In recent years, Indian tax authorities have raided the BBC's offices in Delhi and Mumbai, frozen bank accounts for international charities and forced Amnesty International out of the country. An Indian expatriate working in Europe for a big human rights organization declined to speak to NPR for the radio version of this story unless their voice could be disguised.
Swamy died before he could clear his name. His co-defendants are still awaiting justice
In the summer of 2021, another of the BK-16, Sudha Bharadwaj — a mathematician turned lawyer who also worked with India's Indigenous tribes — received a letter from Swamy, written in a shaky hand. They were both incarcerated, at different prisons, where letters arrived after a long delay. Bharadwaj was released on bail in December 2021 and showed the letter to NPR.
Swamy began the letter by asking about the health of his co-defendants. Indian prisons are notoriously overcrowded, and this was at the height of the COVID-19 pandemic.
"Hoping both of you will be well soon," Swamy wrote, referring to Bharadwaj and Shoma Sen, another of the BK-16 who was in the same women's prison. (Sen was freed on bail in April after nearly six years behind bars.) "We all have to outlive the critical period we're going through. A lot of people are in solidarity with us. But finally, we are the ones to plough through the rugged field."

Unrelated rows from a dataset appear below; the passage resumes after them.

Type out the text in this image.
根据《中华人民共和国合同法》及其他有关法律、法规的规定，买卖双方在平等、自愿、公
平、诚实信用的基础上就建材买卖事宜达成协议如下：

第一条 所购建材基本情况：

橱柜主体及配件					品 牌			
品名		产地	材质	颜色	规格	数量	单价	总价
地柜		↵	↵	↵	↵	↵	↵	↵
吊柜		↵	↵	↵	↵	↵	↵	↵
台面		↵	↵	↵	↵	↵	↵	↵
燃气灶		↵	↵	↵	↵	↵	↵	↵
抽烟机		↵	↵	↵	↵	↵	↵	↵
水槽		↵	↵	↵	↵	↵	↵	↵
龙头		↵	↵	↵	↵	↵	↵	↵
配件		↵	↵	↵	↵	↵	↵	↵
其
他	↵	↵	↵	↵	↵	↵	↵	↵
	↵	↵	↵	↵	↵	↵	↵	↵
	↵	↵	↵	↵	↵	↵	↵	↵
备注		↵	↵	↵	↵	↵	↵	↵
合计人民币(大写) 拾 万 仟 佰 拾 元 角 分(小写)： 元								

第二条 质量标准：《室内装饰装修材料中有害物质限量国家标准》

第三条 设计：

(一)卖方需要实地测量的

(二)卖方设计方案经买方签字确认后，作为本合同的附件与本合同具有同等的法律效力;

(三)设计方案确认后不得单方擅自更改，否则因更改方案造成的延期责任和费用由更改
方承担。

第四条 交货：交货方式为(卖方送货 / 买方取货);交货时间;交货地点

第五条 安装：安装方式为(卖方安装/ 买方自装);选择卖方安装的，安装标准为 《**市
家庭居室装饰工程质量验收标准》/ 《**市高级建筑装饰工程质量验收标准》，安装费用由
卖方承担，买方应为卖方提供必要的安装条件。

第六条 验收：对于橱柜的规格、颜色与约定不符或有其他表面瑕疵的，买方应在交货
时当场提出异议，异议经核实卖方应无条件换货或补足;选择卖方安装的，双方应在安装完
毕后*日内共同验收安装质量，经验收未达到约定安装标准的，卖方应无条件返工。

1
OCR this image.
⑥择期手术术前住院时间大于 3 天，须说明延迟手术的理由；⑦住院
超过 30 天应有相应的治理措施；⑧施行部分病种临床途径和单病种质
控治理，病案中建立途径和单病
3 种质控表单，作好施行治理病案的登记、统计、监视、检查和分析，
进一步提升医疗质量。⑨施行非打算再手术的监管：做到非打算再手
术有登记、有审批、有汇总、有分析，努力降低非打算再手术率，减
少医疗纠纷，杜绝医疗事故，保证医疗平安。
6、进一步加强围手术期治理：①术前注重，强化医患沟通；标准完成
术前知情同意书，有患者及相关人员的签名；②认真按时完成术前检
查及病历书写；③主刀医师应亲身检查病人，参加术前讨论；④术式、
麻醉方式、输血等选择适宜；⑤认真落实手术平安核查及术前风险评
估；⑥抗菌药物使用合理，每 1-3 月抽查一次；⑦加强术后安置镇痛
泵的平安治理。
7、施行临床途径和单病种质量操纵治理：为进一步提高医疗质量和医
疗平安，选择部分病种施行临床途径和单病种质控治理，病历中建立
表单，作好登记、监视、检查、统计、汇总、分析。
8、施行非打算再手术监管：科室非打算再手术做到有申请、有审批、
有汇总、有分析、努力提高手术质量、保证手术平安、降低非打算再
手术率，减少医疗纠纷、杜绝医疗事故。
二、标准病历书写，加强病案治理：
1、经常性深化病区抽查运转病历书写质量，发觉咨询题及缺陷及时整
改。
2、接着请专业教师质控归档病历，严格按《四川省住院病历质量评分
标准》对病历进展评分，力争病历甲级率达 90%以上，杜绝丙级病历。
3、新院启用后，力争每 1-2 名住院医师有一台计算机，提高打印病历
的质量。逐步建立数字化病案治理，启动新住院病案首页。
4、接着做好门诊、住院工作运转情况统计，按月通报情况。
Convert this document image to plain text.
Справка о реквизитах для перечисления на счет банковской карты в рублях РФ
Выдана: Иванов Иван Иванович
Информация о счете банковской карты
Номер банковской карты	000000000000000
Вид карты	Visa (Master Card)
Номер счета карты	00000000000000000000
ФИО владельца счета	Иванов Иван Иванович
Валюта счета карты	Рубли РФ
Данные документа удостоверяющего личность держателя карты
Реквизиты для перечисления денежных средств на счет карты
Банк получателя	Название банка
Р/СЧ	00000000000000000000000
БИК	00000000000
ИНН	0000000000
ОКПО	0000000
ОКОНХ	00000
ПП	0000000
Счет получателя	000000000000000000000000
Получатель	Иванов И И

"We have to outlive," Bharadwaj repeats the words as she reads aloud Swamy's last letter.
They were some of his last words.
Later that summer, Swamy's health deteriorated. He was transferred out of prison and into a Mumbai hospital. On July 5, he died of cardiac arrest, complications from COVID-19, Parkinson's and, his lawyers say, dismal prison conditions. He was 84.
His death made headlines in India and abroad. His body was cremated, in accordance with hospital rules during the pandemic. Some of his ashes were taken on tour across India and then scattered at Bagaicha, a social action center for Indigenous people in Jharkhand where Swamy had lived. His Catholic order, the Jesuits, held a memorial ceremony in Rome.
Swamy's death "will forever remain a stain on India's human rights record," Mary Lawlor, the U.N. special rapporteur on human rights defenders, said in a statement.
Some of Swamy's ashes were also buried in a small cemetery, ringed by bright pink bougainvillea flowers, outside a Jesuit chapel in northern Mumbai, near the hospital where he died. That's where NPR met one of the last people to see him alive.
Prison guards had been present in Swamy's hospital room. But they allowed one of his fellow priests to enter. The Rev. Frazer Mascarenhas says he found Swamy calm and unafraid.
"He was totally confident of the law," Mascarenhas recalls. "He was confident that the Indian judiciary and constitution would see him and his people through."
Freelance producer Shweta Desai contributed to this story from Mumbai and Pune, India.